Given an invertible $n\times n$ matrix $A$ and vectors $v_1, \ldots ,v_k$. If $\{v_1, \ldots , v_k\}$ is independent, then $\{Av_1, ... , Av_k\}$ is independent too. 

Can anyone help me? I wanted to use the definition of independency: 
$x_1v_1 + \cdots + x_kv_k = 0$ if and only if every $x_i=0$. But not sure how to get further.
 A: $x_1Av_1 + \cdots + x_kAv_k = 0$ implies $A(x_1v_1+\cdots+x_kv_k) = 0$ which implies $A^{-1}A(x_1v_1+\cdots+x_kv_k) = 0$ which implies $x_1v_1+\cdots+x_kv_k=0$ which implies $x_1=\cdots=x_k=0$.

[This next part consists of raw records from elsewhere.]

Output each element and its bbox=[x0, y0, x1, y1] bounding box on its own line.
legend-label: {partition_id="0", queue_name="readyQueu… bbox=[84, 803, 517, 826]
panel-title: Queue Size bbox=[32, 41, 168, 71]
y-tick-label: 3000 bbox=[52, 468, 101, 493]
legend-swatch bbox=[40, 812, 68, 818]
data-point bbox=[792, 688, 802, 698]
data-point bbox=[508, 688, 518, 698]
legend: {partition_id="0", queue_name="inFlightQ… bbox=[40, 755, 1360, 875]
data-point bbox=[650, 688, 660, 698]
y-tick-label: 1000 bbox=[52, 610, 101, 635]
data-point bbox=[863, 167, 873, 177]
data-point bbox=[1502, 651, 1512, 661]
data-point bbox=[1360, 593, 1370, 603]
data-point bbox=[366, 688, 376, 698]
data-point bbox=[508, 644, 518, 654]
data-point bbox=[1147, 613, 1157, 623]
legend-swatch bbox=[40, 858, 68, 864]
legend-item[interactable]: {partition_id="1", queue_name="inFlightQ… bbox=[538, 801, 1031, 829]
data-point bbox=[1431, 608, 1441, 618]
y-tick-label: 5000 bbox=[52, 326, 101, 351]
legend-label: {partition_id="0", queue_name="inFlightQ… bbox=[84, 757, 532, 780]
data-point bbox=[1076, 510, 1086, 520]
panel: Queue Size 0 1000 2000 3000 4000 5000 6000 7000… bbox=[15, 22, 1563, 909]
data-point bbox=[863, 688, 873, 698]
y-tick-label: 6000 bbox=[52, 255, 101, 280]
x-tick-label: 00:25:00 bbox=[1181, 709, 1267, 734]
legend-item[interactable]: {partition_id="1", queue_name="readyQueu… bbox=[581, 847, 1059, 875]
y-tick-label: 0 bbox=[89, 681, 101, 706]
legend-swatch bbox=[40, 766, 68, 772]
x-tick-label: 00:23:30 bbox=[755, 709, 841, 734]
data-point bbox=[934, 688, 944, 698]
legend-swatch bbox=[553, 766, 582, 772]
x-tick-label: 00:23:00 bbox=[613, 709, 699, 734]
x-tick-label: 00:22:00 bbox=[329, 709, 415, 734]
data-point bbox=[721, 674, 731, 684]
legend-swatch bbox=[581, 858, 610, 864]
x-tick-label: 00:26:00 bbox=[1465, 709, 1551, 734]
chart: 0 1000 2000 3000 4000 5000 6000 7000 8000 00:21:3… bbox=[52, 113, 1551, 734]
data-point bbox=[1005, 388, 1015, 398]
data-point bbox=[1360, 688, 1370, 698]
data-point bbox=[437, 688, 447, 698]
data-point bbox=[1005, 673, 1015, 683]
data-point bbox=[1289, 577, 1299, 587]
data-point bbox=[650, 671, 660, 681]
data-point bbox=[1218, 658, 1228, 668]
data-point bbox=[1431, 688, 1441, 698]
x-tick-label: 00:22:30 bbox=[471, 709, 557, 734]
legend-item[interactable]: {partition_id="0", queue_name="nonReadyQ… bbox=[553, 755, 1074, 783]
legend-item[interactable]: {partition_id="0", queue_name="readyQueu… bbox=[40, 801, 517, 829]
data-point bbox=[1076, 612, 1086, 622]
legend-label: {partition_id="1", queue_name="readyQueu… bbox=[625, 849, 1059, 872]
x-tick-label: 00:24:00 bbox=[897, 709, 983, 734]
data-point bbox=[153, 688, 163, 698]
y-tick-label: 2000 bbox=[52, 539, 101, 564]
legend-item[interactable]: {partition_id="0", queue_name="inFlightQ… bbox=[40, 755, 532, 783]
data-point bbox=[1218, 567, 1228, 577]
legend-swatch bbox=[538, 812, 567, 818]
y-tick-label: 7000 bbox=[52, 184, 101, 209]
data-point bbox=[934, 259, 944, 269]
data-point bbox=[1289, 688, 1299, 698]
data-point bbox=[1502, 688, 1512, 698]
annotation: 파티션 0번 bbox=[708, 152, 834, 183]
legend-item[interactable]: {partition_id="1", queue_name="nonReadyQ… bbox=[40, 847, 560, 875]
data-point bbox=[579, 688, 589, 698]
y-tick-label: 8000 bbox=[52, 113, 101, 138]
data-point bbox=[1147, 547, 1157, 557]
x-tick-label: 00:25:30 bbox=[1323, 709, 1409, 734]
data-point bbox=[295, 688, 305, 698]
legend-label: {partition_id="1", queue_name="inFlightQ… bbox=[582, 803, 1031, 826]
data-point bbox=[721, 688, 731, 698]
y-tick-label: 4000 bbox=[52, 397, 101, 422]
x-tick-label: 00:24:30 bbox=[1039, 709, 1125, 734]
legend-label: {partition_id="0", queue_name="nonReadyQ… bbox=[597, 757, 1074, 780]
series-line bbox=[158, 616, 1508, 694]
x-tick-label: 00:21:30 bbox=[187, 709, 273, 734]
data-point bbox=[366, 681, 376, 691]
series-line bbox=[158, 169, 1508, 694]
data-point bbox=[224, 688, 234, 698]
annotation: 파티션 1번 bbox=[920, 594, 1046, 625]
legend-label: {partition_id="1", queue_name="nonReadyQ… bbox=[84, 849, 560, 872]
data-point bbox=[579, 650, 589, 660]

A: If $A$ is invertible, then multiplication by $A$ is a linear map $K^n\to K^n$, and multiplication by $A^{-1}$ is its inverse, so it is an isomorphism of vector spaces (in other words an automorphism of $K^n$). Properties like being linearly independent are preserved under isomorphisms.
In this case concretely, you might show that some family of scalars $\lambda_1,\ldots,\lambda_k$ define a nontrivial relation between $v_1,\ldots,v_k$ (in other words if the $\lambda_i$ are not all zero and $\lambda v_1+\cdots+\lambda_kv_k=0$) if and only if they define a nontrivial relation between $Av_1,\ldots,Av_k$. This is immediate from linearity.

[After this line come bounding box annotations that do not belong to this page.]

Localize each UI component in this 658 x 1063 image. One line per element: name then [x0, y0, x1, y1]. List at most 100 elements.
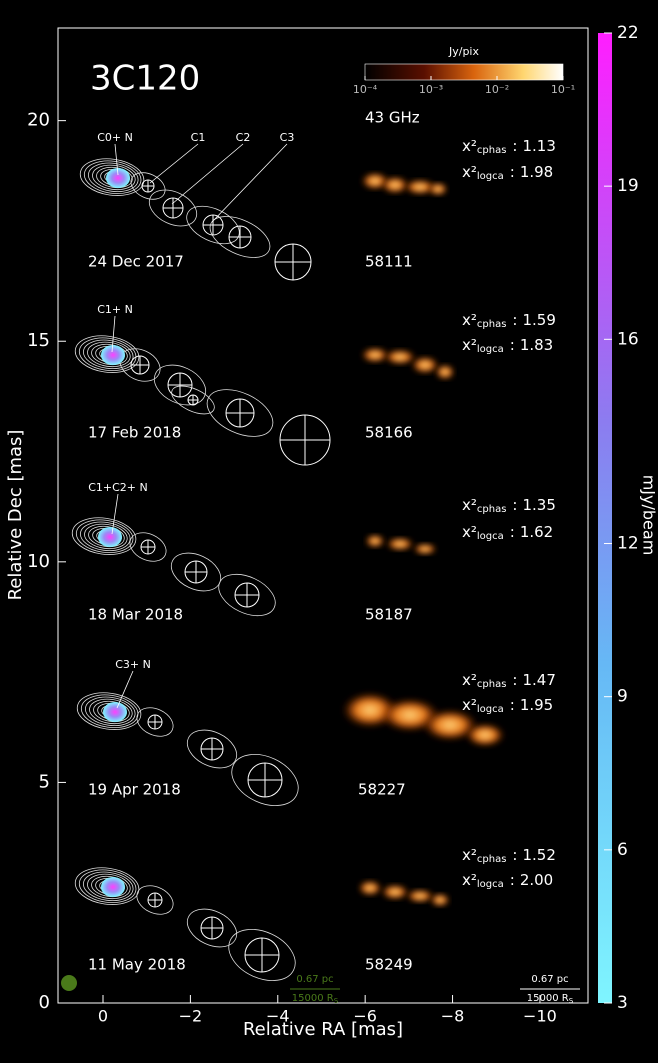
- component-label: C1+ N: [97, 303, 133, 316]
- frequency: 43 GHz: [365, 109, 420, 127]
- chi-value: 1.47: [522, 671, 555, 689]
- core-emission: [101, 877, 125, 897]
- colorbar-tick-label: 19: [617, 176, 639, 196]
- emission: [384, 349, 416, 365]
- image-colorbar-tick-label: 10⁻⁴: [353, 83, 378, 96]
- y-tick-label: 5: [39, 771, 50, 792]
- scale-equivalent: 15000 RS: [292, 993, 339, 1005]
- colorbar-label: mJy/beam: [640, 475, 658, 556]
- chi-symbol: x²: [462, 671, 477, 689]
- scale-length: 0.67 pc: [296, 974, 333, 985]
- chi-value: 1.83: [520, 336, 553, 354]
- chi-term: cphas: [477, 319, 507, 330]
- chi-separator: :: [512, 671, 517, 689]
- chi-separator: :: [510, 871, 515, 889]
- component-label: C1: [191, 131, 206, 144]
- colorbar-tick-label: 16: [617, 329, 639, 349]
- chi-term: cphas: [477, 504, 507, 515]
- chi-value: 1.13: [522, 137, 555, 155]
- scale-equivalent-text: 15000 R: [292, 993, 334, 1004]
- chi-term: cphas: [477, 145, 507, 156]
- chi-symbol: x²: [462, 496, 477, 514]
- scale-equivalent-sub: S: [334, 997, 339, 1005]
- colorbar-tick-label: 12: [617, 534, 639, 554]
- emission: [365, 534, 385, 548]
- component-label: C2: [236, 131, 251, 144]
- scale-length: 0.67 pc: [531, 974, 568, 985]
- chi-term: logca: [477, 344, 504, 355]
- epoch-mjd: 58166: [365, 424, 413, 442]
- epoch-date: 17 Feb 2018: [88, 424, 181, 442]
- x-tick-label: −10: [523, 1007, 557, 1026]
- core-emission: [101, 345, 125, 365]
- x-tick-label: 0: [98, 1007, 108, 1026]
- chi-symbol: x²: [462, 871, 477, 889]
- y-tick-label: 10: [27, 551, 50, 572]
- chi-symbol: x²: [462, 696, 477, 714]
- core-emission: [103, 702, 127, 722]
- scale-equivalent: 15000 RS: [527, 993, 574, 1005]
- component-label: C0+ N: [97, 131, 133, 144]
- epoch-date: 11 May 2018: [88, 956, 186, 974]
- colorbar-tick-label: 3: [617, 993, 628, 1013]
- emission: [358, 880, 382, 896]
- plot-frame: [58, 28, 588, 1003]
- chi-separator: :: [512, 846, 517, 864]
- chi-separator: :: [510, 696, 515, 714]
- emission: [386, 537, 414, 551]
- colorbar-tick-label: 9: [617, 687, 628, 707]
- x-tick-label: −6: [353, 1007, 377, 1026]
- colorbar: [598, 33, 612, 1003]
- emission: [413, 543, 437, 555]
- chi-symbol: x²: [462, 311, 477, 329]
- emission: [430, 893, 450, 907]
- emission: [465, 723, 505, 747]
- emission: [381, 884, 409, 900]
- image-colorbar-label: Jy/pix: [448, 45, 479, 58]
- source-name: 3C120: [90, 59, 200, 99]
- chi-value: 1.98: [520, 163, 553, 181]
- chi-separator: :: [512, 311, 517, 329]
- emission: [435, 364, 455, 380]
- emission: [428, 182, 448, 196]
- image-colorbar-tick-label: 10⁻¹: [551, 83, 575, 96]
- chi-value: 1.35: [522, 496, 555, 514]
- chi-value: 2.00: [520, 871, 553, 889]
- epoch-mjd: 58187: [365, 606, 413, 624]
- chi-symbol: x²: [462, 163, 477, 181]
- epoch-mjd: 58227: [358, 781, 406, 799]
- x-tick-label: −8: [441, 1007, 465, 1026]
- component-label: C1+C2+ N: [88, 481, 148, 494]
- image-colorbar: [365, 64, 563, 80]
- y-axis-label: Relative Dec [mas]: [5, 430, 26, 601]
- y-tick-label: 15: [27, 330, 50, 351]
- chi-term: cphas: [477, 854, 507, 865]
- scale-equivalent-text: 15000 R: [527, 993, 569, 1004]
- scale-equivalent-sub: S: [569, 997, 574, 1005]
- core-emission: [98, 527, 122, 547]
- epoch-date: 18 Mar 2018: [88, 606, 183, 624]
- chi-separator: :: [512, 496, 517, 514]
- component-label: C3+ N: [115, 658, 151, 671]
- chi-symbol: x²: [462, 336, 477, 354]
- chi-term: logca: [477, 531, 504, 542]
- chi-term: logca: [477, 704, 504, 715]
- y-tick-label: 0: [39, 992, 50, 1013]
- epoch-date: 24 Dec 2017: [88, 253, 184, 271]
- beam-dot: [61, 975, 77, 991]
- chi-separator: :: [512, 137, 517, 155]
- emission: [406, 889, 434, 903]
- image-colorbar-tick-label: 10⁻³: [419, 83, 443, 96]
- epoch-date: 19 Apr 2018: [88, 781, 181, 799]
- component-label: C3: [280, 131, 295, 144]
- epoch-mjd: 58111: [365, 253, 413, 271]
- image-colorbar-tick-label: 10⁻²: [485, 83, 509, 96]
- chi-separator: :: [510, 523, 515, 541]
- chi-value: 1.62: [520, 523, 553, 541]
- emission: [411, 356, 439, 374]
- x-tick-label: −4: [266, 1007, 290, 1026]
- figure: 3C120 43 GHz Relative RA [mas] Relative …: [0, 0, 658, 1059]
- chi-symbol: x²: [462, 846, 477, 864]
- epoch-mjd: 58249: [365, 956, 413, 974]
- colorbar-tick-label: 6: [617, 840, 628, 860]
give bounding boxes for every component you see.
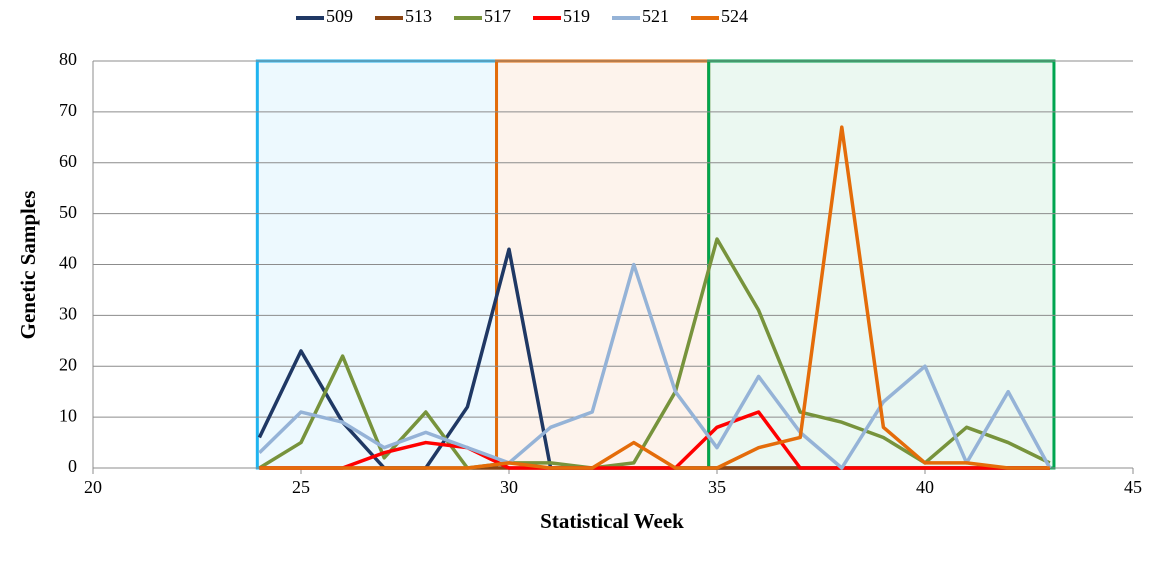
y-tick-label: 0 — [68, 456, 77, 476]
y-axis-title: Genetic Samples — [16, 191, 40, 340]
legend-label: 509 — [326, 6, 353, 26]
series-line — [259, 410, 1050, 470]
y-tick-label: 30 — [59, 304, 77, 324]
y-tick-label: 40 — [59, 253, 77, 273]
x-tick-label: 25 — [292, 477, 310, 497]
legend: 509 513 517 519 521 524 — [296, 6, 748, 26]
y-tick-label: 60 — [59, 151, 77, 171]
y-tick-label: 80 — [59, 49, 77, 69]
y-tick-label: 70 — [59, 100, 77, 120]
series-line — [259, 125, 1050, 470]
y-tick-label: 10 — [59, 405, 77, 425]
x-tick-label: 40 — [916, 477, 934, 497]
x-tick-label: 45 — [1124, 477, 1142, 497]
x-tick-label: 35 — [708, 477, 726, 497]
x-axis-title: Statistical Week — [540, 509, 684, 533]
lines — [257, 125, 1052, 470]
legend-label: 517 — [484, 6, 511, 26]
legend-label: 521 — [642, 6, 669, 26]
x-tick-label: 20 — [84, 477, 102, 497]
legend-label: 519 — [563, 6, 590, 26]
x-tick-label: 30 — [500, 477, 518, 497]
y-tick-label: 50 — [59, 202, 77, 222]
y-tick-label: 20 — [59, 354, 77, 374]
legend-label: 524 — [721, 6, 748, 26]
legend-label: 513 — [405, 6, 432, 26]
series-line — [258, 262, 1052, 470]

A: Another way to put it, using rank properties of matrices:
Form the $n\times k$ matrix $V$ with the vectors $v_i$ as columns. Now $\{v_1,\ldots,v_k\}$ linearly independent translates to rank$(V)=k$, while $\{Av_1,\ldots,Av_k\}$ linearly dependent translates to rank $AV<k$. But as $V=(A^{-1}A)V=A^{-1}(AV)$,
$$k=\text{rank}(V)\leq\min(\text{rank}(A^{-1}),\text{rank}(AV))<k,$$
a contradiction.
A: Related, but ultimately all the same.
An $n \times n$ matrix $V \to W$ with $V,W$ $n$-dimensional can be realized as a map
$T:\mathbb R^n \to \mathbb R^n$, in  which case a linear transformation just sends basis elements to some linear combination of other basis elements. The requirementsa
$e_i \mapsto \alpha_{i_1} e_1+\cdots\alpha_{i_n}e_n$, but then take
$\sum_{i} a_i(\alpha_{i_1} e_1+\cdots\alpha_{i_n}e_n)$ and note that we basically still have some linear combination of the original basis vectors.

A related idea to Kenny Lau's answer: recall that a linear map is injective if and only if its kernel is trivial.
Then for some linear combination, $0=a_1Ae_1 \dots a_nAe_n=A(a_1e_1+\dots a_ne_n) \implies a_1 e_1+\dots+a_ne_n=0$
since it is ane element of the kernel.